Kesiapsiagaan menurutnya, harus dinaikan tingkatnya. Makin hari makin baik dan makin kuat. Jangan musiman, yang makin hari makin melempem. Khusus masyarakat di pinggir pantai, harus paham betul ancaman itu masih ada.
”Saat gempa terjadi, jangan panik, tapi harus menyelamatkan diri menjauhi pantai. Peringatan dini gempa dan tsunami yang ada, harus ditingkatkan. Masyakat harus tahu tentang peringatan dini ini, dan tahu apa yang dilakukan melalui pelatihan-pelatihan,” harapnya.

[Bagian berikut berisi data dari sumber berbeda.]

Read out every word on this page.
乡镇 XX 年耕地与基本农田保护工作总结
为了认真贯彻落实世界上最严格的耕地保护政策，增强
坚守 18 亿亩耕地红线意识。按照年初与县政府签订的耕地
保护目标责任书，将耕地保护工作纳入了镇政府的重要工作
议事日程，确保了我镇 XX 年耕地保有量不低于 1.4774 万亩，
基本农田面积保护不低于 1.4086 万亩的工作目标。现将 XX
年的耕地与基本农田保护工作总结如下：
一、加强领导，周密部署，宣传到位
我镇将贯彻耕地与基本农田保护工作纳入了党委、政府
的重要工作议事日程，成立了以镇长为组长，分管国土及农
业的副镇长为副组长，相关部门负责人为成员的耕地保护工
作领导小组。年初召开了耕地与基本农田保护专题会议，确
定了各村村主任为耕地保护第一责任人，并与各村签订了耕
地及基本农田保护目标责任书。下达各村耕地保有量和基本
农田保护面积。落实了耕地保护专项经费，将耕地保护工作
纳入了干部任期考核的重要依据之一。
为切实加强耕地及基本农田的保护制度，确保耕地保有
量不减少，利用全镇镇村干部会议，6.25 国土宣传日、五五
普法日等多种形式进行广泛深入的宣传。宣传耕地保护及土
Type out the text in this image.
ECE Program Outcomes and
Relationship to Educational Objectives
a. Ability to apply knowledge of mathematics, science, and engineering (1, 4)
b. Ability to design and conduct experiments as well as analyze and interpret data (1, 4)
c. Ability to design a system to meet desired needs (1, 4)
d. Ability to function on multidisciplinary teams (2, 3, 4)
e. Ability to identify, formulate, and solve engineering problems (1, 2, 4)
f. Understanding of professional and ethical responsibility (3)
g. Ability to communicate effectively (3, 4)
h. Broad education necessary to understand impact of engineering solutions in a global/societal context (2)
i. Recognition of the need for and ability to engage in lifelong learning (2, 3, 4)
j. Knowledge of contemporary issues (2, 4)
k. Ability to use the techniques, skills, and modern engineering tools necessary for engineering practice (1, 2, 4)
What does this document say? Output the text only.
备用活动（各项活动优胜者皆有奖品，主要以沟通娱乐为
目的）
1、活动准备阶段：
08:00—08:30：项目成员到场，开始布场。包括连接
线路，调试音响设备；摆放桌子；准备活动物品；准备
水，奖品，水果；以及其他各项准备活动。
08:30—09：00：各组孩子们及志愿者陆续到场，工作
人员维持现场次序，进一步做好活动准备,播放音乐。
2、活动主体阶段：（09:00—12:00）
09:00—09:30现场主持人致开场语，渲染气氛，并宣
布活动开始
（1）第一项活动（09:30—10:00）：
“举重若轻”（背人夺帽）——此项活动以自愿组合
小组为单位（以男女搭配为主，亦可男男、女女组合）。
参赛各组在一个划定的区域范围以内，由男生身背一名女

Kepala BMKG, Dwikorita Karnawati mengungkapkan, saat ini aktivitas gempa menunggu lepasnya energi segmen Megathrust Mentawai. Namun, sebelumnya, BMKG mencatat telah terjadi 115 kali gempa sejak tanggal 2 Februari lalu.
”Gempa yang terjadi selama ini, kekuatan yang lebih dari 6 SR ada dua dan hampir menuju 6 SR ada tiga kali terjadi. Analoginya dalam perhitungan magnitude gempa, menurut Dwikorita, gempa dengan skala magnitude 8, sama dengan kekuatan energinya 32 kali gempa dengan skala magnitudo 7,” ujarnya.

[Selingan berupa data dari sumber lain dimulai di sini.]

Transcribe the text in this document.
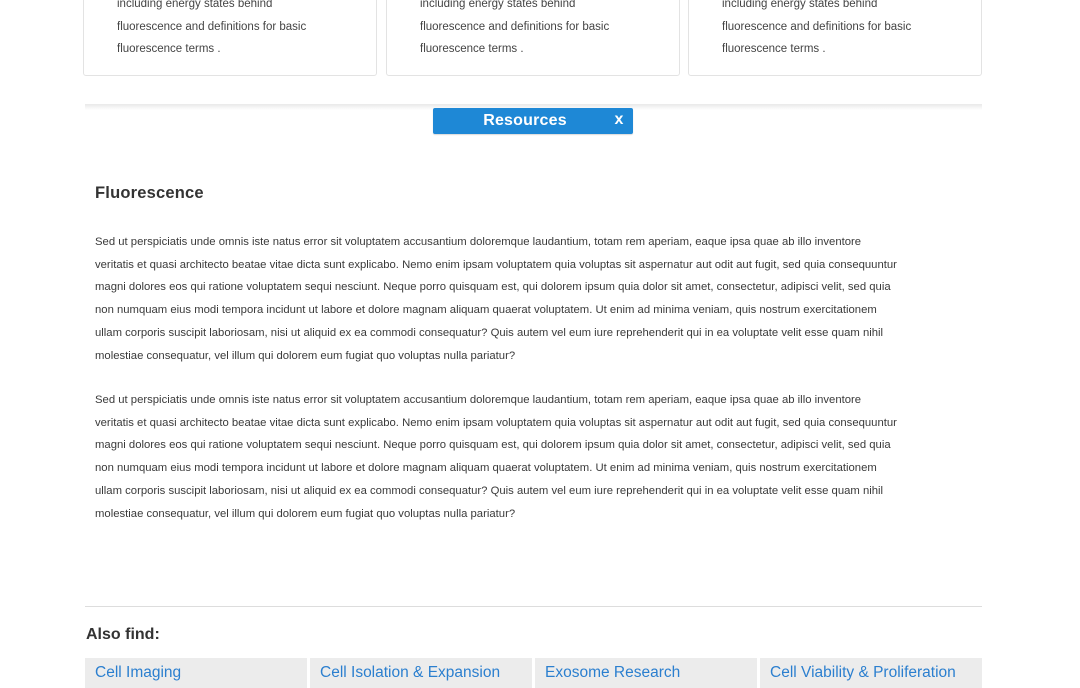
including energy states behind
fluorescence and definitions for basic
fluorescence terms .
including energy states behind
fluorescence and definitions for basic
fluorescence terms .
including energy states behind
fluorescence and definitions for basic
fluorescence terms .
Resources	x
Fluorescence
Sed ut perspiciatis unde omnis iste natus error sit voluptatem accusantium doloremque laudantium, totam rem aperiam, eaque ipsa quae ab illo inventore
veritatis et quasi architecto beatae vitae dicta sunt explicabo. Nemo enim ipsam voluptatem quia voluptas sit aspernatur aut odit aut fugit, sed quia consequuntur
magni dolores eos qui ratione voluptatem sequi nesciunt. Neque porro quisquam est, qui dolorem ipsum quia dolor sit amet, consectetur, adipisci velit, sed quia
non numquam eius modi tempora incidunt ut labore et dolore magnam aliquam quaerat voluptatem. Ut enim ad minima veniam, quis nostrum exercitationem
ullam corporis suscipit laboriosam, nisi ut aliquid ex ea commodi consequatur? Quis autem vel eum iure reprehenderit qui in ea voluptate velit esse quam nihil
molestiae consequatur, vel illum qui dolorem eum fugiat quo voluptas nulla pariatur?
Sed ut perspiciatis unde omnis iste natus error sit voluptatem accusantium doloremque laudantium, totam rem aperiam, eaque ipsa quae ab illo inventore
veritatis et quasi architecto beatae vitae dicta sunt explicabo. Nemo enim ipsam voluptatem quia voluptas sit aspernatur aut odit aut fugit, sed quia consequuntur
magni dolores eos qui ratione voluptatem sequi nesciunt. Neque porro quisquam est, qui dolorem ipsum quia dolor sit amet, consectetur, adipisci velit, sed quia
non numquam eius modi tempora incidunt ut labore et dolore magnam aliquam quaerat voluptatem. Ut enim ad minima veniam, quis nostrum exercitationem
ullam corporis suscipit laboriosam, nisi ut aliquid ex ea commodi consequatur? Quis autem vel eum iure reprehenderit qui in ea voluptate velit esse quam nihil
molestiae consequatur, vel illum qui dolorem eum fugiat quo voluptas nulla pariatur?
Also find:
Cell Imaging	Cell Isolation & Expansion	Exosome Research	Cell Viability & Proliferation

Dari hasil pemantauan dan analisis BMKG, di Indonesia ada delapan zona bahaya. Fokus prioritas pertama BMKG saat ini, adalah zona yang akan melepaskan energy gempa. “Kalau segmen megathrust Mentawai ini, akan lepas dalam waktu beberapa tahun ke depan,” ujarnya.
Di BMKG Sumbar, saat ini ada lima stasiun pemantauan. Untuk mengantisipasi megatrusht Mentawai. BMKG telah memasang lebih dari 10 stasiun pengamatan seismik. Selain ancaman megahtrust Mentawai juga dikuatirkan patahan lempengan semangko yang akan membuat Sumbar patah. “Namun, berdasarkan analisis pakar, lebih prioritas yang di segmen mentawai. Di patahan lempengan semangko, sudah ada ada lima peralatan khusus,” ungkapnya.
Diungkapkannya, saat sensor gempa jika sudah mendekati terjadinya gempa, hasilnya akan diolah untuk disampaikan ke masyarakat, melalui peringatan dini sirine di sepanjang pantai di Provinsi Sumbar. Yang menekan tombol sirine peringatan dini nantinya Pusdalops BPBD Sumbar, setelah menerima early warning system (EWS) dari BMKG pusat.
Kepala BNPB, Letjend TNI Doni Munardo mengatakan, pandangan peneliti dan pakar gempa serta tsunami ini harus dicermati. Di Indonesia, wilayah yang aman dari tsunami hanya ada di Sumatera bagian Timur dan Selatan bagian Utara. Selain itu, juga ada Kalimantan Barat dan Selatan, Pantai Utara Pulau Jawa. “Kita di Sumbar harus sadari hidup di patahan lempeng dan di atas cincin api,” tegasnya. (fan)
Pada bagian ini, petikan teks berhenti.